Yemen's transport minister said the plane that crashed had been thoroughly checked in May under Airbus supervision.
"It was a comprehensive inspection carried out in Yemen ... with experts from Airbus," Khaled Ibrahim al-Wazeer told Reuters. "It was in line with international standards."
Faysal Emran, area manager for Yemenia in Paris, said bad weather appeared to be the cause of the accident and he said there were no problems with the A310-300.
"The plane was normal, operative, last flight was to London, 2,3 or 4 flights, a good A310," he told reporters.
Soilihi said he had sent a letter last week to the French foreign, interior and transport ministers warning them of the association's concerns about the airline.

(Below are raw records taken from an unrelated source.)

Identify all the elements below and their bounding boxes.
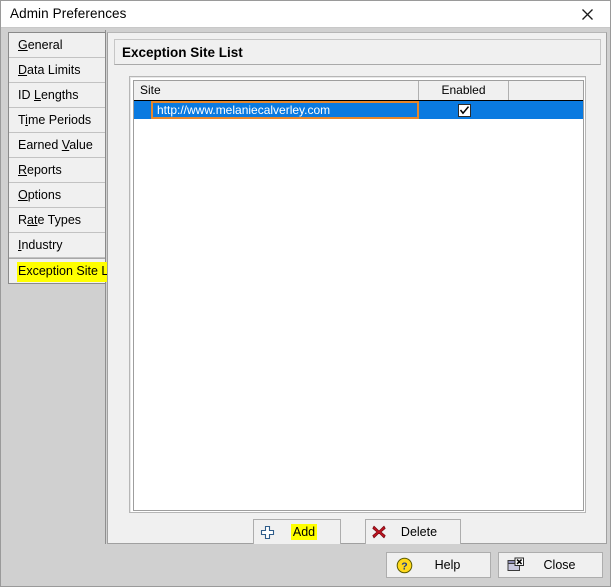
svg-text:?: ? xyxy=(401,560,407,572)
cell-blank[interactable] xyxy=(509,101,583,119)
column-header-site[interactable]: Site xyxy=(134,81,419,100)
table-header-row: Site Enabled xyxy=(134,81,583,101)
page-title: Exception Site List xyxy=(122,45,243,60)
sidebar-tab-label: General xyxy=(18,38,63,52)
help-button-label: Help xyxy=(434,558,461,572)
sidebar-tab-rate-types[interactable]: Rate Types xyxy=(9,208,105,233)
sidebar-tab-label: Reports xyxy=(18,163,62,177)
exception-site-table[interactable]: Site Enabled http://www.melaniecalverley… xyxy=(133,80,584,511)
checkmark-icon xyxy=(459,105,469,114)
admin-preferences-window: Admin Preferences General Data Limits ID L… xyxy=(0,0,611,587)
sidebar-tab-id-lengths[interactable]: ID Lengths xyxy=(9,83,105,108)
plus-icon xyxy=(254,525,280,540)
sidebar-tab-time-periods[interactable]: Time Periods xyxy=(9,108,105,133)
close-x-icon[interactable] xyxy=(565,1,610,27)
add-button[interactable]: Add xyxy=(253,519,341,545)
sidebar-tab-label: Time Periods xyxy=(18,113,92,127)
close-button[interactable]: Close xyxy=(498,552,603,578)
sidebar-tab-label: ID Lengths xyxy=(18,88,79,102)
panel-header: Exception Site List xyxy=(114,39,601,65)
sidebar-tab-label: Industry xyxy=(18,238,63,252)
column-header-blank[interactable] xyxy=(509,81,582,100)
close-button-label: Close xyxy=(543,558,576,572)
sidebar-tab-general[interactable]: General xyxy=(9,33,105,58)
sidebar-tab-label: Rate Types xyxy=(18,213,82,227)
sidebar-tab-options[interactable]: Options xyxy=(9,183,105,208)
sidebar-tab-earned-value[interactable]: Earned Value xyxy=(9,133,105,158)
site-url-editor[interactable]: http://www.melaniecalverley.com xyxy=(151,101,419,119)
sidebar-tab-label: Earned Value xyxy=(18,138,93,152)
enabled-checkbox[interactable] xyxy=(457,103,471,117)
delete-button-label: Delete xyxy=(400,525,438,539)
sidebar-tab-exception-site-list[interactable]: Exception Site List xyxy=(9,258,123,283)
dialog-footer: ? Help Close xyxy=(3,544,608,584)
sidebar-tab-industry[interactable]: Industry xyxy=(9,233,105,258)
site-url-text: http://www.melaniecalverley.com xyxy=(157,103,331,117)
help-button[interactable]: ? Help xyxy=(386,552,491,578)
red-x-icon xyxy=(366,524,392,540)
add-button-label: Add xyxy=(290,524,318,540)
title-bar: Admin Preferences xyxy=(1,1,610,28)
cell-enabled[interactable] xyxy=(419,101,509,119)
sidebar: General Data Limits ID Lengths Time Periods… xyxy=(3,30,123,583)
sidebar-tab-label: Options xyxy=(18,188,62,202)
exception-site-list-frame: Site Enabled http://www.melaniecalverley… xyxy=(129,76,586,513)
sidebar-tab-list: General Data Limits ID Lengths Time Periods… xyxy=(8,32,123,284)
cell-site[interactable]: http://www.melaniecalverley.com xyxy=(134,101,419,119)
table-row[interactable]: http://www.melaniecalverley.com xyxy=(134,101,583,119)
sidebar-tab-label: Data Limits xyxy=(18,63,81,77)
delete-button[interactable]: Delete xyxy=(365,519,461,545)
help-question-icon: ? xyxy=(387,557,421,574)
sidebar-tab-data-limits[interactable]: Data Limits xyxy=(9,58,105,83)
sidebar-tab-reports[interactable]: Reports xyxy=(9,158,105,183)
column-header-enabled[interactable]: Enabled xyxy=(419,81,509,100)
close-window-icon xyxy=(499,557,533,573)
window-title: Admin Preferences xyxy=(10,6,127,21)
preferences-panel: Exception Site List Site Enabled http://… xyxy=(107,32,607,545)
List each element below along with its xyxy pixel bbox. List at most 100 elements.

He had also organised a protest for Aug. 11 at the Paris airport where many boarded the doomed plane.
Yemenia had used a different plane, an A330, to pick the passengers up in Paris and Marseille before transferring them to the A310-300 in the Yemeni capital Sanaa.
Families arriving at the airport in Marseille were met by Comoros consul Stephane Salord. He said it was very regrettable direct flights had been been stopped for reasons of profitability.
"The Comorans save up for several months in the year to go to Comoros with their families. In this plane there were entire families, parents, children, elders who were with them," he said.
"There is a lot of anger and emotion today....Just because we're a developing country doesn't mean we have to be dependent on companies that do not respect international norms."